We truly hope that the Chevrons, despite the fact that a sizeable section of Zimbabweans follow cricket, will keep on brightening our otherwise dull sporting life at the moment given that our football was condemned to the gutter by the Sports and Recreation Commission (SRC).

The Chevrons’ win forces us to revisit the plight of the country’s football and remind SRC that some decisions, if not well thought out, can destroy a whole nation’s morale and sense of nationhood.

In fact, when the various nations arrived last week for the International Cricket Council (ICC) T20 World Cup B 2022 qualifiers in Bulawayo, President Emmerson Mnangagwa welcomed them saying the tournament was an example of “the role sport plays in uniting people from diverse backgrounds as well as the ability to speak to us all in a language we all understand”.
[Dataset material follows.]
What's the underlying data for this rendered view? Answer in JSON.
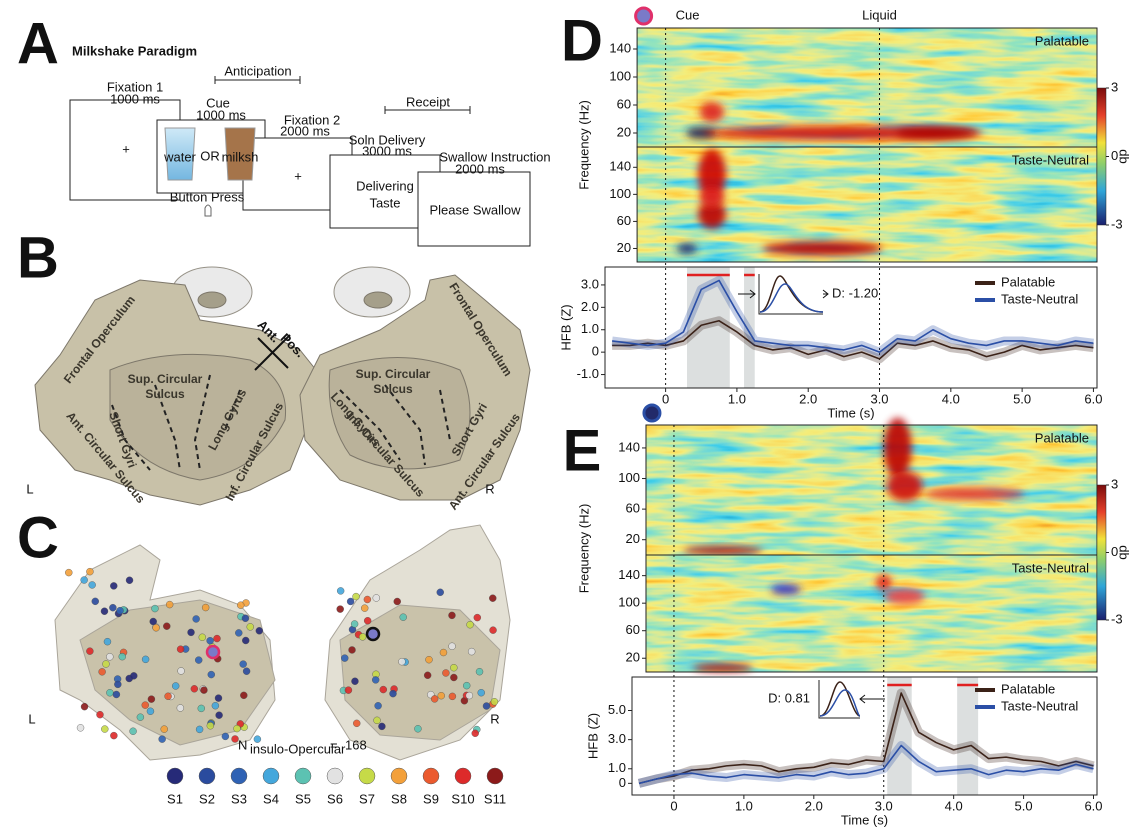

It is now more than five months after SRC fired the Zifa board and attracted the ire of Fifa which subsequently banned the country from international football over government interference in the sport. Fifa has been mum and unflinching on its stance that Zimbabwe remains banned until it reinstates the Felton Kwamwendo-led board, making it very clear that until donkeys grow horns Zimbabwe will never be accepted back into the international football family.

We would have thought that if Mnangagwa really appreciates the role sport plays in uniting this very politically-divided nation, he would have taken serious interest in what has happened to our soccer. If his sentiments on the role of sport in uniting Zimbabweans were genuine, he would have by now even made sure that the Zifa board members’ case is fast-tracked at the courts where the SRC hopes to prove its allegations against the fired board members.

Our main point being that waiting for the slow wheels of the country’s justice system to roll on such a critical issue that helps unite us as a people makes many of us doubt Mnangagwa’s commitment to bringing sanity to the world’s most beautiful game.

In fact, as the court case continues to gather dust in remand many will end up believing that indeed government is meddling in the affairs of local football.

It is quite sad that the world out there has so much love for Zimbabwe that they wish we get some of these very things right. An example is the recent Cricket World Cup qualifiers which the ICC gave us to host after the world cricket body suspended the country some time back over SRC interference in cricket.

After the Zimbabwe government accepted its wrongs when it suspended the country’s cricket board, the international cricket community showed its eagerness to help the country develop and popularise cricket by offering it to host the T20 qualifiers.

The same is very possible for soccer, only if the SRC swallows its pride or at least if it quickly proves its case at the courts. But as it is, there is very little hope for the country’s most popular sport, which, unfortunately, can have a detrimental effect on all sports in general.